One definite error is that all three clauses are labelled 'rid=123'. They should all have different numbers.
As it happens, Quanah has just replied to a question with a very similar issue. See message below, and also the ITS: http://www.openldap.org/its/index.cgi/Software%20Bugs?id=8100;selectid=8100
... so you should also make at least one change to data on the master node so that the syncrepl process has something to do.
Andrew
On Tue, Jun 27, 2017 at 01:55:34PM -0700, Quanah Gibson-Mount wrote:
Date: Tue, 27 Jun 2017 13:55:34 -0700 From: Quanah Gibson-Mount quanah@symas.com To: btb btb@bitrate.net, openldap-technical@openldap.org Subject: Re: mmr pair stops replicating: "consumer state is newer than provider" Sender: openldap-technical openldap-technical-bounces@openldap.org
--On Tuesday, June 27, 2017 5:35 PM -0400 btb btb@bitrate.net wrote:
On 6/27/17 10:27 AM, Quanah Gibson-Mount wrote:
--On Tuesday, June 27, 2017 10:37 AM -0400 btb btb@bitrate.net wrote:
i'm using 2.4.44 on freebsd, built from ports. i can provide any config details etc - i just didn't want to inundate the post with guesses on detail that might not be relevant.
What is your accesslog purge setting?
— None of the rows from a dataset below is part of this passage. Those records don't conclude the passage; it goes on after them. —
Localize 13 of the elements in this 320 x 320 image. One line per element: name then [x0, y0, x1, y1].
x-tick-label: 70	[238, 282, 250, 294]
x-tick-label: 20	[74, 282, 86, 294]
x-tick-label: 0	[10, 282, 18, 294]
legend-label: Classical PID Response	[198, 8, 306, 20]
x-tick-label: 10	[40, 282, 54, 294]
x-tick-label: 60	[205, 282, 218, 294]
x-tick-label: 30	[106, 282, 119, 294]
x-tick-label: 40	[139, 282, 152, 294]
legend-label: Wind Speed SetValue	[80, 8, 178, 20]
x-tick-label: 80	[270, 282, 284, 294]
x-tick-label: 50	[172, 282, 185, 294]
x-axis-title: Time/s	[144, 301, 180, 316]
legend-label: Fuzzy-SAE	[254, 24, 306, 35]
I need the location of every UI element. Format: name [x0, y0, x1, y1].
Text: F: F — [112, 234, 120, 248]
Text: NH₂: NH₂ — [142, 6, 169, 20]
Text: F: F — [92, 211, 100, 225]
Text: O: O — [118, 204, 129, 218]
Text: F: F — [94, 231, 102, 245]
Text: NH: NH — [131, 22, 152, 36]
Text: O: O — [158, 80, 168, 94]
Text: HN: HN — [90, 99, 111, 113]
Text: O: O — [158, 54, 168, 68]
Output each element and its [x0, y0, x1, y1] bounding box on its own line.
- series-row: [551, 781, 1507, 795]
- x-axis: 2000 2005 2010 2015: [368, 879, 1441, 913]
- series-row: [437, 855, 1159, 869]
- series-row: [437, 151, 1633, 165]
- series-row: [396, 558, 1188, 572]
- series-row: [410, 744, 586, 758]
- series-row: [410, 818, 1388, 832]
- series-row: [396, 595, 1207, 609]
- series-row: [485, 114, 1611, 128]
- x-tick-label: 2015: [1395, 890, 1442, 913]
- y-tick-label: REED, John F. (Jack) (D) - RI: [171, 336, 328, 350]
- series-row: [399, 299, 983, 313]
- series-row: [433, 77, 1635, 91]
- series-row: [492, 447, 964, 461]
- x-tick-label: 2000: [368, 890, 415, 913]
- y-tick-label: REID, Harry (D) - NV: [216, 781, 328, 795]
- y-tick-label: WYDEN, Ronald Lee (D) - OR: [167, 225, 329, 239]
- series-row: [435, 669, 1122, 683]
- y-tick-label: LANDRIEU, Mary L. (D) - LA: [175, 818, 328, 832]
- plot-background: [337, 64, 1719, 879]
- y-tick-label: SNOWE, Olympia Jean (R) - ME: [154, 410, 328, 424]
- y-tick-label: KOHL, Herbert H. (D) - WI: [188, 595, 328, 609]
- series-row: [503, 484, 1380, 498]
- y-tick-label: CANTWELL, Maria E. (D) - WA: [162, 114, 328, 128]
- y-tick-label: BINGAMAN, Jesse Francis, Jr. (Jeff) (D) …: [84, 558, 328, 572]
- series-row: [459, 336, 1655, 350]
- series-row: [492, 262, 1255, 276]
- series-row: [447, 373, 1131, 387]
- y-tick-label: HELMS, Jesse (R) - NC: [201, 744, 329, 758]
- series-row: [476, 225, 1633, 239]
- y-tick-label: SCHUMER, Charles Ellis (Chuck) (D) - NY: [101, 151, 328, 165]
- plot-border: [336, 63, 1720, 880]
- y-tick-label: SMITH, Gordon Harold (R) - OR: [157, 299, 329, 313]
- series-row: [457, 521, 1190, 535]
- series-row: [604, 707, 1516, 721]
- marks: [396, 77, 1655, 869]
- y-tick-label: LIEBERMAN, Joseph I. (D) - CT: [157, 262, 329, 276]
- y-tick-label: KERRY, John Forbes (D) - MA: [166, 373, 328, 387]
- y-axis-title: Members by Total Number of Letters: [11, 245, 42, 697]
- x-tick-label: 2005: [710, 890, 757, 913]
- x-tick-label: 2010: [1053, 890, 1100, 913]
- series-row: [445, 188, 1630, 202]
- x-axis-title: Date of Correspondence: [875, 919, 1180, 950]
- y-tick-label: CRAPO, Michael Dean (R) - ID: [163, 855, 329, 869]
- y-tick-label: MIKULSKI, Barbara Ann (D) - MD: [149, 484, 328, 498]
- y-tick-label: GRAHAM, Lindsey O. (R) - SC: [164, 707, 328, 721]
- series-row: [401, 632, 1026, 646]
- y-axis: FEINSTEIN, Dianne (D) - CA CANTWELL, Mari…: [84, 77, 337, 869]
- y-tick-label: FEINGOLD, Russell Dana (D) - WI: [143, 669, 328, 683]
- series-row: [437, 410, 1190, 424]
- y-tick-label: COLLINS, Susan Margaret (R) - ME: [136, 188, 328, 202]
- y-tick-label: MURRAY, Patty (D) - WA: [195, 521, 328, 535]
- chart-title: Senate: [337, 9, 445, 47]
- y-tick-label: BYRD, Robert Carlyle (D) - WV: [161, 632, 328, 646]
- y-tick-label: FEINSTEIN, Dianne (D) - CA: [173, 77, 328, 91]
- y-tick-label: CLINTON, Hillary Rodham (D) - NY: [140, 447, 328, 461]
Do you have long periods of time with no write activity?
there are some extended periods of time with no write activity, yes.
That's one form of a known issue then with using accesslog (ITS#8100). I've made a suggestion on how it could be fixed, and Howard agreed that would be the correct solution. Just need the fix. :)
In the meantime, you can set up a cronjob that does a modify once a day on some object that doesn't really do anything, like if you had:
dn: cn=someobject,dc... objectClass: ... cn: someobject description: blah
you could have a job that does: dn: cn=someobject,dc... changetype: modify replace: description description: blah
So it in effect does nothing, but it keeps an active change in the accesslog alive.
Basically what happens with the accesslog empty is that it'll end up generating its own new contextCSN that differs for that server than the one stored in the rootDB, and will be /newer/ than it as well, which is why you get that message. You can also fix the problem simply by doing a modify on each master, and it'll reset the contextCSNs and things will flow (i.e., no need to do a dump/reload, etc).